PyNN is a Python based framework for describing neuronal network models.
It is widely used in the computational neuroscience and neuromorphic computing communities. A PyNN interface for GeNN has already been developed (https://github.com/genn-team/pynn_genn) so that users of PyNN are able to benefit from accelerated GPU simulations with GeNN. However, there are several areas in which it could be improved:
Offloading initialisation of connectivity and initial state to the GPU.
Replacing spike sources connected with one-to-one connectivity with current sources to reduce spike processing overheads.
A final stretch goal would be doing some benchmarking of the performance of simulations implemented directly in GeNN and using PyNN GeNN.
Skills required: Python, PyNN, C/C++; experience with neuronal network simulations and SWIG would be helpful.
If you are interested in getting started with this project, a good first step might be to install PyNN GeNN (I would recommend using it with the GeNN 4.1.0 release obtained from our release page) and try some of the examples in the official PyNN repository.

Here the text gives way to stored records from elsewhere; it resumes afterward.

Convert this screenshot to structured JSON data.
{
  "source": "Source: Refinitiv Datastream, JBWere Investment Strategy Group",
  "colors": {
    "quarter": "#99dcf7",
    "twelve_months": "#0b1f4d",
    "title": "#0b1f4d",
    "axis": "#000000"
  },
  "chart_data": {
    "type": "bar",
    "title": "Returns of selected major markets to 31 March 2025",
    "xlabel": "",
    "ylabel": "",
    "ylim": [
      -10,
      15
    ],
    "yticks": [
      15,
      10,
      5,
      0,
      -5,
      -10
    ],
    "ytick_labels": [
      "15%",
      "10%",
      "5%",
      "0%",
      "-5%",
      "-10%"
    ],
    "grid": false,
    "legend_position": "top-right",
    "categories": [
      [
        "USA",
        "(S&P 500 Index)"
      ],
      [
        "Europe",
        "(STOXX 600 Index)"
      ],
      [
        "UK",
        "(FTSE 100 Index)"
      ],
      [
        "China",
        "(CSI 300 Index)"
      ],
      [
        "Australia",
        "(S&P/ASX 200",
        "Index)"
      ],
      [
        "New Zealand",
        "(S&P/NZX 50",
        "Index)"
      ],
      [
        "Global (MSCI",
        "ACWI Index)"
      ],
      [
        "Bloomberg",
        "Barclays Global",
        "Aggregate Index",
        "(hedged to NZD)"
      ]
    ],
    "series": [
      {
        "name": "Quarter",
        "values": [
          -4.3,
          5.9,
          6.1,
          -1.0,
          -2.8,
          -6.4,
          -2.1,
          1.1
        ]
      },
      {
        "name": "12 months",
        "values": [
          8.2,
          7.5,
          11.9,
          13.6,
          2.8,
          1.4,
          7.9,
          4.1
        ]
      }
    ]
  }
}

Then maybe have a look at the PyNN documentation and start having a look at the source code for PyNN GeNN to see how they interface. There is also a fairly well-populated issue tracker.
I am Alish Dipani, an undergraduate student from India. My research interests are applications of Artificial Intelligence in biology and neuroscience. I already have some research experience with Spiking Neural Networks and I am highly interested in applications of SNNs. Currently, I am working as a research intern at TCS innovation labs where I am working on hand gesture recognition using SNNs on SpiNNaker. I have attached my resume here.
I also have experience with Open Source as I participated in GSoC 2019 with the Ruby Science Foundation (Project Link). I worked on Rubyplot: an advanced plotting library for Ruby. I was also selected for the Ruby Association Grant 2019 (Link) for further development on Rubyplot.
This project and project number 7 highly match with my interests and therefore I would love to contribute to these projects.
Since I do not have any experience with GeNN, I will start by familiarising myself with GeNN and pyGeNN, please do guide me for the further steps to be taken for contributing.
I am well versed with PyNN as SpiNNaker uses SpyNNaker which is built upon PyNN.
Looking forward to working with you and being a part of the INCF community.
Apologies for the slow response, you sound to have exactly the selection of skills we’re looking for for these projects! As this is more of a software engineering project, getting to know the PyNN GeNN codebase and looking at some issues would be a great preparatory step! I just had a look through and https://github.com/genn-team/pynn_genn/issues/43 would be useful and comes with a fairly minimal example and some implementation suggestions so could be a good starting point.
I’ve had some questions about this project and, regarding the offloading of initialisation, it will probably be worth reading our recent paper in which we describe the rationale behind this and the relevant section of the manual about how this works in C++.
We’ve just made a new release of GeNN (4.2.0) which includes several fixes for PyGeNN which you are likely to find useful if you’re working on this project.